A trend toward a reduced number of clinically relevant TIPS dysfunction episodes was observed in the PTFE-covered group. It is possible that our close follow-up and early management may have prevented the appearance of additional clinically relevant dysfunction events in the bare-stent group, as has been suggested by other investigators,18, 31 but these events would have increased both the cost of the treatment and patient discomfort. Therefore, we estimate that the reduced reintervention rates and prosthesis requirements, the lower number of clinical recurrence, hospital admissions, and overall days in the hospital largely counterbalance the higher costs of the PTFE stents. However, this should be confirmed by additional specific studies.
Four patients that were censored from the bare-stent group, after repeated TIPS dysfunction with recurrence of severe symptoms, were treated with PTFE stents and included as new cases in the PTFE group. However, similar results were observed when these 4 patients were excluded from the PTFE group (primary patency rate, 18% vs. 60%). These results strongly support the contention that PTFE-covered stents provide better results for TIPS not only for cirrhosis but also for BCS. In addition, they emphasize the feasibility and efficacy of PTFE-covered stents used not only for de novo indications but also for the correction of TIPS dysfunction in patients with severe clinical recurrence.26, 30, 32
Importantly, it should be noted that no Budd-Chiari patient in this series who was treated with a PTFE-covered stent developed liver infarcts.
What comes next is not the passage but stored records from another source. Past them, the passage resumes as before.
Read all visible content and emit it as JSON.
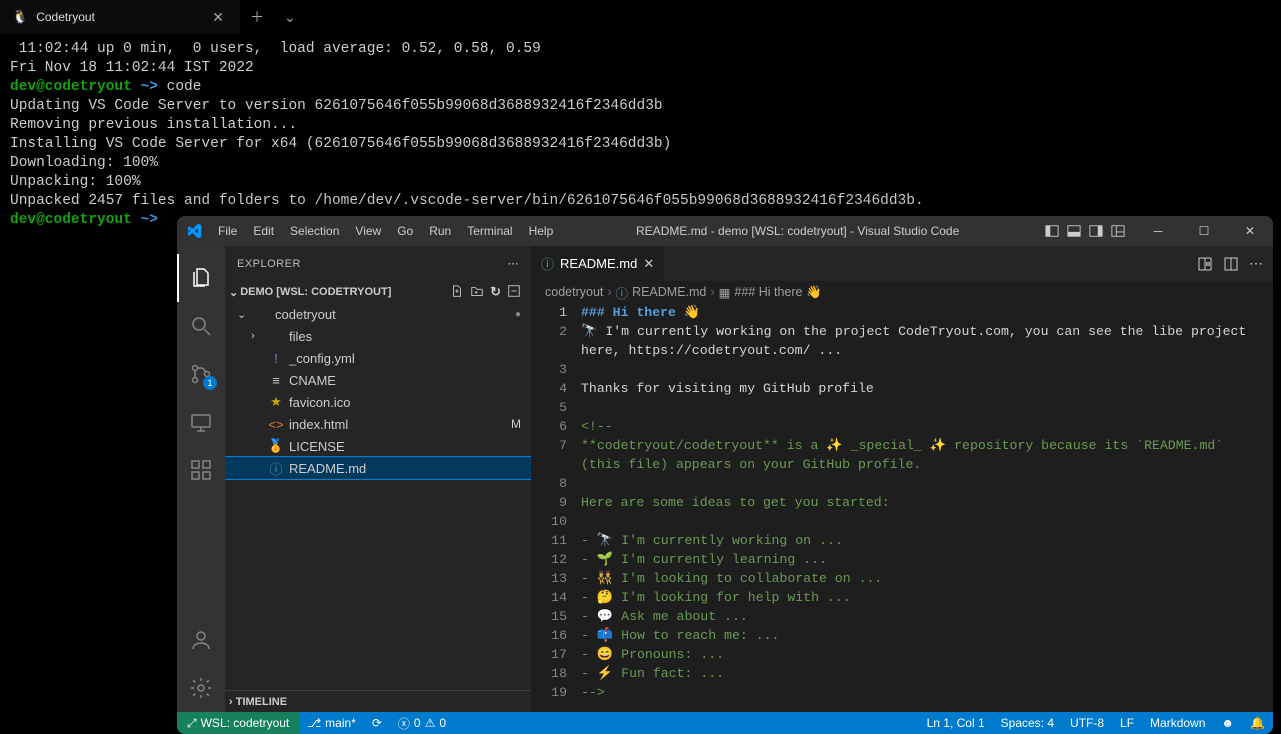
{
  "terminal": {
    "tab_title": "Codetryout",
    "lines": [
      {
        "segments": [
          {
            "t": " 11:02:44 up 0 min,  0 users,  load average: 0.52, 0.58, 0.59",
            "c": ""
          }
        ]
      },
      {
        "segments": [
          {
            "t": "Fri Nov 18 11:02:44 IST 2022",
            "c": ""
          }
        ]
      },
      {
        "segments": [
          {
            "t": "dev@codetryout",
            "c": "term-green"
          },
          {
            "t": " ",
            "c": ""
          },
          {
            "t": "~>",
            "c": "term-cyan"
          },
          {
            "t": " code",
            "c": ""
          }
        ]
      },
      {
        "segments": [
          {
            "t": "Updating VS Code Server to version 6261075646f055b99068d3688932416f2346dd3b",
            "c": ""
          }
        ]
      },
      {
        "segments": [
          {
            "t": "Removing previous installation...",
            "c": ""
          }
        ]
      },
      {
        "segments": [
          {
            "t": "Installing VS Code Server for x64 (6261075646f055b99068d3688932416f2346dd3b)",
            "c": ""
          }
        ]
      },
      {
        "segments": [
          {
            "t": "Downloading: 100%",
            "c": ""
          }
        ]
      },
      {
        "segments": [
          {
            "t": "Unpacking: 100%",
            "c": ""
          }
        ]
      },
      {
        "segments": [
          {
            "t": "Unpacked 2457 files and folders to /home/dev/.vscode-server/bin/6261075646f055b99068d3688932416f2346dd3b.",
            "c": ""
          }
        ]
      },
      {
        "segments": [
          {
            "t": "dev@codetryout",
            "c": "term-green"
          },
          {
            "t": " ",
            "c": ""
          },
          {
            "t": "~>",
            "c": "term-cyan"
          }
        ]
      }
    ]
  },
  "vscode": {
    "menus": [
      "File",
      "Edit",
      "Selection",
      "View",
      "Go",
      "Run",
      "Terminal",
      "Help"
    ],
    "title": "README.md - demo [WSL: codetryout] - Visual Studio Code",
    "explorer_label": "EXPLORER",
    "workspace_label": "DEMO [WSL: CODETRYOUT]",
    "scm_badge": "1",
    "tree": [
      {
        "depth": 0,
        "chev": "⌄",
        "icon": "",
        "name": "codetryout",
        "status_dot": true
      },
      {
        "depth": 1,
        "chev": "›",
        "icon": "",
        "name": "files"
      },
      {
        "depth": 1,
        "chev": "",
        "icon": "!",
        "icolor": "ic-purple",
        "name": "_config.yml"
      },
      {
        "depth": 1,
        "chev": "",
        "icon": "≡",
        "icolor": "",
        "name": "CNAME"
      },
      {
        "depth": 1,
        "chev": "",
        "icon": "★",
        "icolor": "ic-yellow",
        "name": "favicon.ico"
      },
      {
        "depth": 1,
        "chev": "",
        "icon": "<>",
        "icolor": "ic-orange",
        "name": "index.html",
        "status": "M"
      },
      {
        "depth": 1,
        "chev": "",
        "icon": "🏅",
        "icolor": "ic-yellow",
        "name": "LICENSE"
      },
      {
        "depth": 1,
        "chev": "",
        "icon": "ⓘ",
        "icolor": "ic-blue",
        "name": "README.md",
        "selected": true
      }
    ],
    "timeline_label": "TIMELINE",
    "tab": {
      "icon": "ⓘ",
      "label": "README.md"
    },
    "breadcrumb": [
      "codetryout",
      "README.md",
      "### Hi there 👋"
    ],
    "code": [
      {
        "n": 1,
        "cls": "md-h",
        "t": "### Hi there 👋"
      },
      {
        "n": 2,
        "cls": "md-txt",
        "t": "🔭 I'm currently working on the project CodeTryout.com, you can see the libe project here, https://codetryout.com/ ..."
      },
      {
        "n": 3,
        "cls": "",
        "t": ""
      },
      {
        "n": 4,
        "cls": "md-txt",
        "t": "Thanks for visiting my GitHub profile"
      },
      {
        "n": 5,
        "cls": "",
        "t": ""
      },
      {
        "n": 6,
        "cls": "md-comment",
        "t": "<!--"
      },
      {
        "n": 7,
        "cls": "md-comment",
        "t": "**codetryout/codetryout** is a ✨ _special_ ✨ repository because its `README.md` (this file) appears on your GitHub profile."
      },
      {
        "n": 8,
        "cls": "",
        "t": ""
      },
      {
        "n": 9,
        "cls": "md-comment",
        "t": "Here are some ideas to get you started:"
      },
      {
        "n": 10,
        "cls": "",
        "t": ""
      },
      {
        "n": 11,
        "cls": "md-comment",
        "t": "- 🔭 I'm currently working on ..."
      },
      {
        "n": 12,
        "cls": "md-comment",
        "t": "- 🌱 I'm currently learning ..."
      },
      {
        "n": 13,
        "cls": "md-comment",
        "t": "- 👯 I'm looking to collaborate on ..."
      },
      {
        "n": 14,
        "cls": "md-comment",
        "t": "- 🤔 I'm looking for help with ..."
      },
      {
        "n": 15,
        "cls": "md-comment",
        "t": "- 💬 Ask me about ..."
      },
      {
        "n": 16,
        "cls": "md-comment",
        "t": "- 📫 How to reach me: ..."
      },
      {
        "n": 17,
        "cls": "md-comment",
        "t": "- 😄 Pronouns: ..."
      },
      {
        "n": 18,
        "cls": "md-comment",
        "t": "- ⚡ Fun fact: ..."
      },
      {
        "n": 19,
        "cls": "md-comment",
        "t": "-->"
      }
    ],
    "status": {
      "remote": "WSL: codetryout",
      "branch": "main*",
      "sync": "⟳",
      "errors": "0",
      "warnings": "0",
      "lncol": "Ln 1, Col 1",
      "spaces": "Spaces: 4",
      "encoding": "UTF-8",
      "eol": "LF",
      "lang": "Markdown"
    }
  }
}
Liver infarcts have been reported after PTFE stents in patients with liver cirrhosis and are due, in most cases, to the obstruction of the hepatic vein by the covered stent. The lack of liver infarcts in our patients is not unexpected. Indeed, hepatic veins are already occluded in Budd-Chiari patients, and in most of our cases the liver puncture to the portal vein went through the liver parenchyma (departing from a hepatic vein stump and sometimes from the intrahepatic portion of the vena cava) and not through a hepatic vein.
In conclusion, this study showed a substantial benefit of PTFE-covered TIPS over bare stents for the treatment of clinically symptomatic BCS patients, with lower dysfunction rates and fewer reinterventions and prostheses used, and suggests that PTFE-covered stents should be used preferentially to treat these patients.
The authors thank Ms. M. A. Baringo, L. Rocabert, and R. Saez for their expert technical assistance, and M. Montaño for editorial support.